Retention follows the storage location's policies. For default 60-day or shorter retention of meeting recordings, configure a Purview retention policy scoped to Teams meeting messages.

Watermarking and Teams Premium

Teams Premium unlocks several meeting-protection features:

  • Watermarks on shared content and video — recipient identity displayed semi-transparently.
  • End-to-end encryption for scheduled meetings.
  • Sensitivity-label-driven meeting controls — different protections per labelled meeting.

For high-security meetings (board, M&A, legal), these features matter.

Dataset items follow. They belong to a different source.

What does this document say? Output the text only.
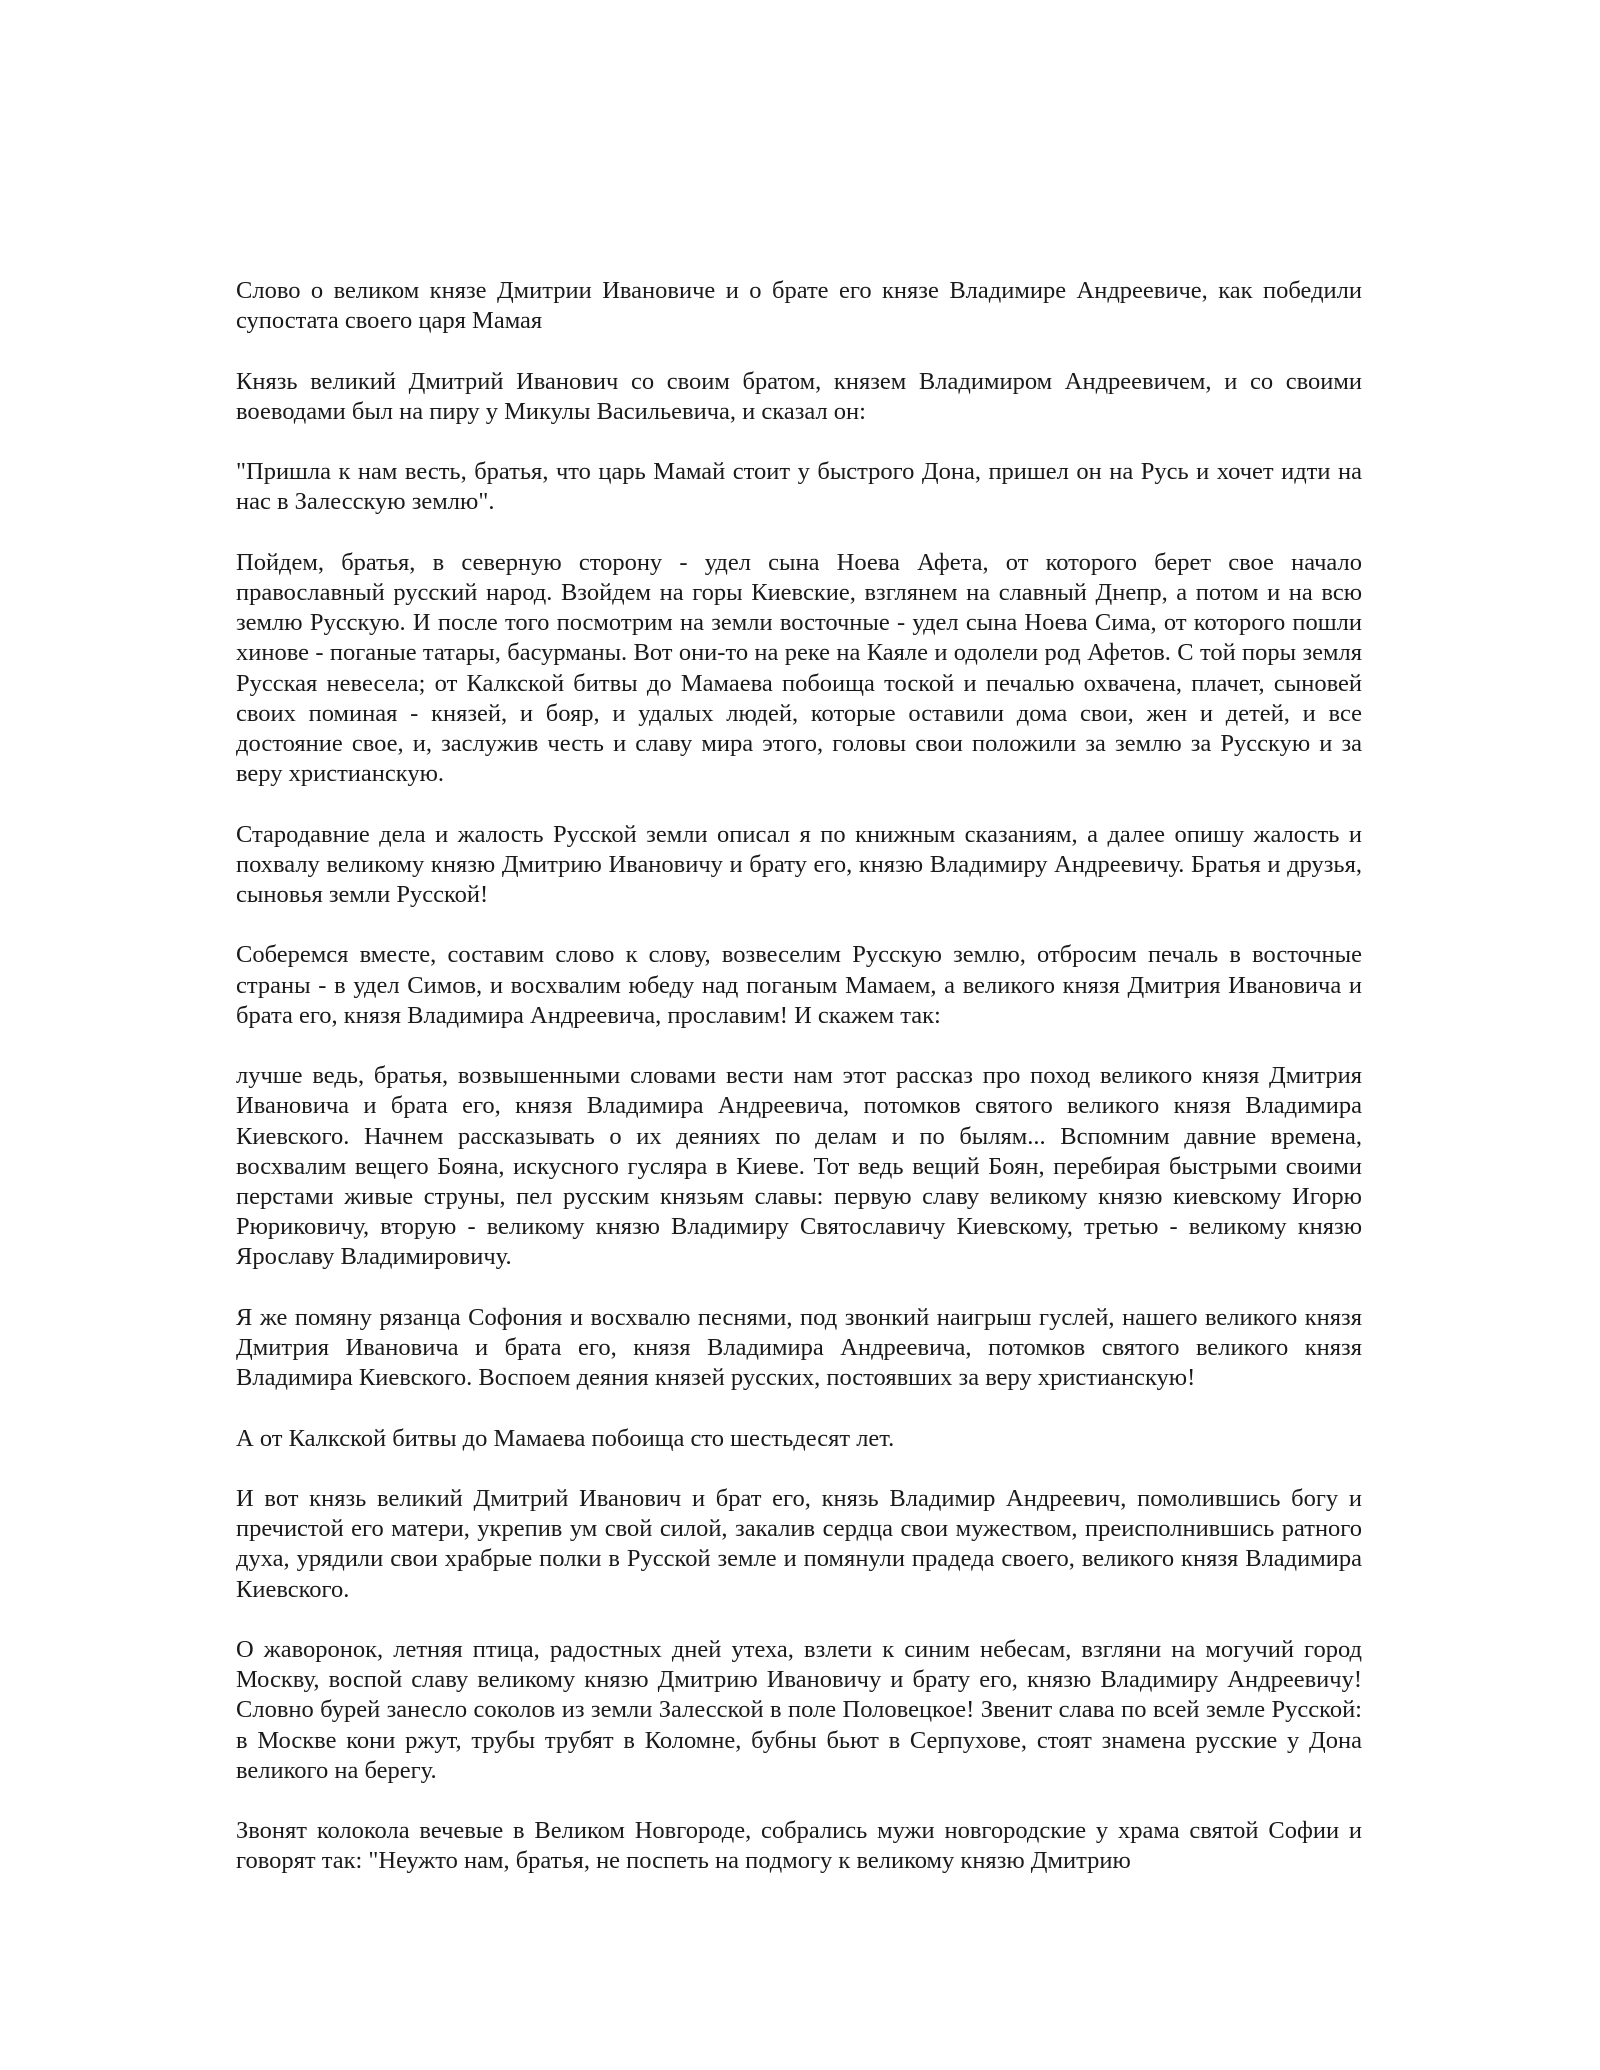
Слово о великом князе Дмитрии Ивановиче и о брате его князе Владимире Андреевиче, как победили супостата своего царя Мамая

Князь великий Дмитрий Иванович со своим братом, князем Владимиром Андреевичем, и со своими воеводами был на пиру у Микулы Васильевича, и сказал он:

"Пришла к нам весть, братья, что царь Мамай стоит у быстрого Дона, пришел он на Русь и хочет идти на нас в Залесскую землю".

Пойдем, братья, в северную сторону - удел сына Ноева Афета, от которого берет свое начало православный русский народ. Взойдем на горы Киевские, взглянем на славный Днепр, а потом и на всю землю Русскую. И после того посмотрим на земли восточные - удел сына Ноева Сима, от которого пошли хинове - поганые татары, басурманы. Вот они-то на реке на Каяле и одолели род Афетов. С той поры земля Русская невесела; от Калкской битвы до Мамаева побоища тоской и печалью охвачена, плачет, сыновей своих поминая - князей, и бояр, и удалых людей, которые оставили дома свои, жен и детей, и все достояние свое, и, заслужив честь и славу мира этого, головы свои положили за землю за Русскую и за веру христианскую.

Стародавние дела и жалость Русской земли описал я по книжным сказаниям, а далее опишу жалость и похвалу великому князю Дмитрию Ивановичу и брату его, князю Владимиру Андреевичу. Братья и друзья, сыновья земли Русской!

Соберемся вместе, составим слово к слову, возвеселим Русскую землю, отбросим печаль в восточные страны - в удел Симов, и восхвалим юбеду над поганым Мамаем, а великого князя Дмитрия Ивановича и брата его, князя Владимира Андреевича, прославим! И скажем так:

лучше ведь, братья, возвышенными словами вести нам этот рассказ про поход великого князя Дмитрия Ивановича и брата его, князя Владимира Андреевича, потомков святого великого князя Владимира Киевского. Начнем рассказывать о их деяниях по делам и по былям... Вспомним давние времена, восхвалим вещего Бояна, искусного гусляра в Киеве. Тот ведь вещий Боян, перебирая быстрыми своими перстами живые струны, пел русским князьям славы: первую славу великому князю киевскому Игорю Рюриковичу, вторую - великому князю Владимиру Святославичу Киевскому, третью - великому князю Ярославу Владимировичу.

Я же помяну рязанца Софония и восхвалю песнями, под звонкий наигрыш гуслей, нашего великого князя Дмитрия Ивановича и брата его, князя Владимира Андреевича, потомков святого великого князя Владимира Киевского. Воспоем деяния князей русских, постоявших за веру христианскую!

А от Калкской битвы до Мамаева побоища сто шестьдесят лет.

И вот князь великий Дмитрий Иванович и брат его, князь Владимир Андреевич, помолившись богу и пречистой его матери, укрепив ум свой силой, закалив сердца свои мужеством, преисполнившись ратного духа, урядили свои храбрые полки в Русской земле и помянули прадеда своего, великого князя Владимира Киевского.

О жаворонок, летняя птица, радостных дней утеха, взлети к синим небесам, взгляни на могучий город Москву, воспой славу великому князю Дмитрию Ивановичу и брату его, князю Владимиру Андреевичу! Словно бурей занесло соколов из земли Залесской в поле Половецкое! Звенит слава по всей земле Русской: в Москве кони ржут, трубы трубят в Коломне, бубны бьют в Серпухове, стоят знамена русские у Дона великого на берегу.

Звонят колокола вечевые в Великом Новгороде, собрались мужи новгородские у храма святой Софии и говорят так: "Неужто нам, братья, не поспеть на подмогу к великому князю Дмитрию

Configuration via PowerShell

Bulk policy configuration is faster via PowerShell:

Connect-MicrosoftTeams

# Create a custom policy
New-CsTeamsMeetingPolicy -Identity "Executive" `
    -AllowCloudRecording $false `
    -AllowMeetWatermark $true `
    -DesignatedPresenterRoleMode "OrganizerOnlyUserOverride"

# Assign to a user
Grant-CsTeamsMeetingPolicy -Identity exec@yourcompany.com -PolicyName "Executive"

Operational discipline

  • Document the policy set so admins know what each does.
  • Pilot before broad assignment — test policies on a small group.
  • Review periodically — Microsoft adds new settings; existing policies don't auto-include them.
  • Audit assignments — users on wrong policies create surprises.

For organisations using Teams seriously, well-designed meeting policies are one of the lower-effort, higher-leverage Teams admin investments. The Global default tweaked plus 2–3 custom policies for specific populations covers most needs.